Интересна не скрытая полемика с Орловыми, а попытка убедить Дидро, будто речи не шло о короне для Екатерины II. Примерно тогда же, в замечаниях на книгу Рюльера княгиня признавалась: «Я не скрывала мыслей относительно того, что императрица должна стать правительницей до совершеннолетия сына». В мемуарах Дашкова не раз назвала подругу «правительницей», а не самодержицей, и поместила обоснование конституционного строя: «Каждый благоразумный человек, знающий, что власть, отданная в руки толпы, слишком порывиста или слишком неповоротлива… не может желать иного правления, кроме ограниченной монархии с определенными ясными законами»{198}. Идеи Панина она назвала «наш самый благоразумный план».

Но позиция княгини в момент заговора вовсе не была столь устойчивой, как во время создания мемуаров. «Четыре гвардейских офицера» — это майор и капитан Измайловского полка братья Н.И. и М.И. Рославлевы, измайловец же капитан M.E. Ласунский и секунд-ротмистр Конногвардейского полка Ф.А. Хитрово, принявшие в 1763 году участие в новом заговоре. На допросе Хитрово заявил о будто бы проведенной Паниным «подписке», «чтобы быть государыне правительницею, и она на это согласилась; а когда пришли в Измайловский полк и объявили про ту подписку капитанам Рославлеву и Ласунскому, то они ей объявили, что на то не согласны, а поздравляют ее самодержавною императрицею и велели солдатам кричать ура»{199}.

Все перечисленные лица входили во «фракцию» Дашковой. Их она назвала Панину как главных заговорщиков, с ними взялась обсудить предоставление короны цесаревичу. Впоследствии император Павел I очень не любил княгиню. Корни его ненависти не просто лежали в событиях переворота. Когда воспитанник спрашивал графа Никиту Ивановича, почему в роковой день корона досталась не ему — законному наследнику, — а узурпатору, Панин, не кривя душой, мог ответить: моя племянница Дашкова взяла на себя обязательство договориться с гвардейцами, но при провозглашении подчиненные ей офицеры выкрикнули вашу мать самодержицей. Фактически Павел винил княгиню в предательстве.
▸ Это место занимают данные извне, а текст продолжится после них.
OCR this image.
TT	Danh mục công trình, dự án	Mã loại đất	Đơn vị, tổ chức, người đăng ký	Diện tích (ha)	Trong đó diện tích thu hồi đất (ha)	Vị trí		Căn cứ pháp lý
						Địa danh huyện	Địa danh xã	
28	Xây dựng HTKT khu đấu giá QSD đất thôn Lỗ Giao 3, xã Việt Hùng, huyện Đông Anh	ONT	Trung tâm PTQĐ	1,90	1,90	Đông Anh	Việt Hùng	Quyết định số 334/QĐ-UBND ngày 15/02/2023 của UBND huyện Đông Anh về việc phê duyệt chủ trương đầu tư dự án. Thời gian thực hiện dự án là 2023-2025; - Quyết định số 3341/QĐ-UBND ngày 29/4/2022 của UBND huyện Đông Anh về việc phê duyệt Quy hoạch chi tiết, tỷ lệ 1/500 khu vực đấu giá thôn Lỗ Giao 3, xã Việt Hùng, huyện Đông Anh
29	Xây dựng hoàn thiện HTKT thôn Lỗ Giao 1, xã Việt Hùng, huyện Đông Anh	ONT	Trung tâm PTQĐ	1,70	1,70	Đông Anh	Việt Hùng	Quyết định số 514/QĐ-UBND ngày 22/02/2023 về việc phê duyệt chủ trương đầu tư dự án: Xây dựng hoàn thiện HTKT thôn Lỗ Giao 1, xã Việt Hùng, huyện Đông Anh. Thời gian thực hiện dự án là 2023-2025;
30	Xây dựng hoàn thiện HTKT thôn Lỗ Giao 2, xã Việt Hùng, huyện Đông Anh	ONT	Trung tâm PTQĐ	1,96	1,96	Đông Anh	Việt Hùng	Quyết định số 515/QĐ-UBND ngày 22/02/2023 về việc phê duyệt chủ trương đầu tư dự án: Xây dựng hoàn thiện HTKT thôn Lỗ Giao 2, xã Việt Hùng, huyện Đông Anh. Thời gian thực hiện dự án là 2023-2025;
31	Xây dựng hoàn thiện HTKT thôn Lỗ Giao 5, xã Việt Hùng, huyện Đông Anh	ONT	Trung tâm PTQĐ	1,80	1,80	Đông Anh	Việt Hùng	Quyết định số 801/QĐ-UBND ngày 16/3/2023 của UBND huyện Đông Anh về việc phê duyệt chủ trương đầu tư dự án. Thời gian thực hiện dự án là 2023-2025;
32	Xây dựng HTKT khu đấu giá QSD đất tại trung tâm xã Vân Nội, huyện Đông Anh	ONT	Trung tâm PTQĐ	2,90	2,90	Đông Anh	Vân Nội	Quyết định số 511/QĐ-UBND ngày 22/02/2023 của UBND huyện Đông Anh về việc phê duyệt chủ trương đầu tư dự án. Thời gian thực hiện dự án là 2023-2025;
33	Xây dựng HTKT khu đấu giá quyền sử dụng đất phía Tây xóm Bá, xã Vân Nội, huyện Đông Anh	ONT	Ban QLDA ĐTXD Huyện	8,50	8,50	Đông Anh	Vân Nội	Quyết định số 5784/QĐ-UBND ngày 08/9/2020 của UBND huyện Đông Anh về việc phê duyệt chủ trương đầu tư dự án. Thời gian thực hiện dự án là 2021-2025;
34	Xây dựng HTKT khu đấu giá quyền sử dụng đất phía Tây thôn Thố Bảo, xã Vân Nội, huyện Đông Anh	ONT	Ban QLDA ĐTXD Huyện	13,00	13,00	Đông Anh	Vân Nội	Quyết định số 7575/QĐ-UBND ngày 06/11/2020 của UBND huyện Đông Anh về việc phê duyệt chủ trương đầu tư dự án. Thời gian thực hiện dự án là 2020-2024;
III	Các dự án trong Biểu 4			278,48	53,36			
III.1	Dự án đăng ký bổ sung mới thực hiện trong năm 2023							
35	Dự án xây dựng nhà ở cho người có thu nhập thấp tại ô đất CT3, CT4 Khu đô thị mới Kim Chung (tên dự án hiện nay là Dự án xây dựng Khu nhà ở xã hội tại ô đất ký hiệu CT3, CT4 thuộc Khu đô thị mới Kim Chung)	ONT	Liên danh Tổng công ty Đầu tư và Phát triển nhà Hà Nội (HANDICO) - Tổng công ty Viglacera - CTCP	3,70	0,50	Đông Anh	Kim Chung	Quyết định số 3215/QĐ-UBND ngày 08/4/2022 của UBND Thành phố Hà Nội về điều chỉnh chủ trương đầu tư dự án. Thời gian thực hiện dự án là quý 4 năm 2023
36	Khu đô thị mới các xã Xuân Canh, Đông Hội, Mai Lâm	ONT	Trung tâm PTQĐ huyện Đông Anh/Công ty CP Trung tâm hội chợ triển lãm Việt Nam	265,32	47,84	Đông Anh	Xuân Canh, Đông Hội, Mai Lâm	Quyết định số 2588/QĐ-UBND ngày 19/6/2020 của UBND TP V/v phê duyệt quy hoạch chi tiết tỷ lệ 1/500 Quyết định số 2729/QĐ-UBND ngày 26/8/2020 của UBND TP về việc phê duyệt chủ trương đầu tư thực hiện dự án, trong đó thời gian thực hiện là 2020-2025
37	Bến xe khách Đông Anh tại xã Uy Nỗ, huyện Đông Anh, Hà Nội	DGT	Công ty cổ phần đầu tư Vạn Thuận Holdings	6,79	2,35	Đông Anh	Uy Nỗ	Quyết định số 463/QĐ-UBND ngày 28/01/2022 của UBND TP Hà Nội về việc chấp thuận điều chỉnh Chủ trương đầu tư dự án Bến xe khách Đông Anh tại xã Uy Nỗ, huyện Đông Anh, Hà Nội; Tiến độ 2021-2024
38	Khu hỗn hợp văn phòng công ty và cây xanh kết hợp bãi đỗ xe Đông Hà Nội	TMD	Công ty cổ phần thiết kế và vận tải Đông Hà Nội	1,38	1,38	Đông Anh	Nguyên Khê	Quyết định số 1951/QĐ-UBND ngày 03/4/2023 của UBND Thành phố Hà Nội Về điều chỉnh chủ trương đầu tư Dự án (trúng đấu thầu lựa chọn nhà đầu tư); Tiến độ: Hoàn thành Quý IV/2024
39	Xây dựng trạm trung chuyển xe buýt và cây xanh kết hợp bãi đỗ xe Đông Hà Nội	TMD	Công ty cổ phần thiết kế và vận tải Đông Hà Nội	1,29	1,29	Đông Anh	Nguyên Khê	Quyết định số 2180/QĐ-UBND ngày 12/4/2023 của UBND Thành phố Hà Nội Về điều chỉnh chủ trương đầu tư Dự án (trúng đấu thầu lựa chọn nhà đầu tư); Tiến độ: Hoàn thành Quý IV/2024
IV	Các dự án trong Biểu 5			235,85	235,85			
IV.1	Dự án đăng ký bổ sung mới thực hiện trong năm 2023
Можно более или менее уверенно говорить о стратегической цели заговора. Но вопросы тактики остаются открытыми. Иностранные дипломаты приписывали нашей героине самые решительные планы. Секретарь датского посольства Андреас Шумахер сообщал о фракции Дашковой: «Замысел состоял в том, чтобы 2 июня старого стиля, когда император должен был прибыть в Петербург, поджечь крыло нового дворца. В подобных случаях император развивал чрезвычайную деятельность, и пожар должен был заманить его туда. В поднявшейся суматохе главные заговорщики под предлогом спасения императора поспешили бы на место пожара, окружили Петра III, пронзили его ударом в спину и бросили тело в одну из объятых пламенем комнат. После этого следовало объявить тотчас о гибели императора при несчастном случае и провозгласить открыто императрицу правительницей»{200}.

Рюльер наделял сторонников Дашковой не менее кровожадными планами: «Если бы желали убийства, тотчас было бы исполнено, и гвардии капитан Пассек лежал бы у ног императрицы, прося только ее согласия, чтобы среди белого дня в виду целой гвардии поразить императора… Отборная шайка заговорщиков под руководством графа Панина осмотрела его комнаты, спальню, постель и все ведущие к нему двери. Положено было в одну из следующих ночей ворваться туда силою, если можно, увезти; будет сопротивляться, заколоть и созвать государственные чины, чтобы отречению его дать законный вид»{201}.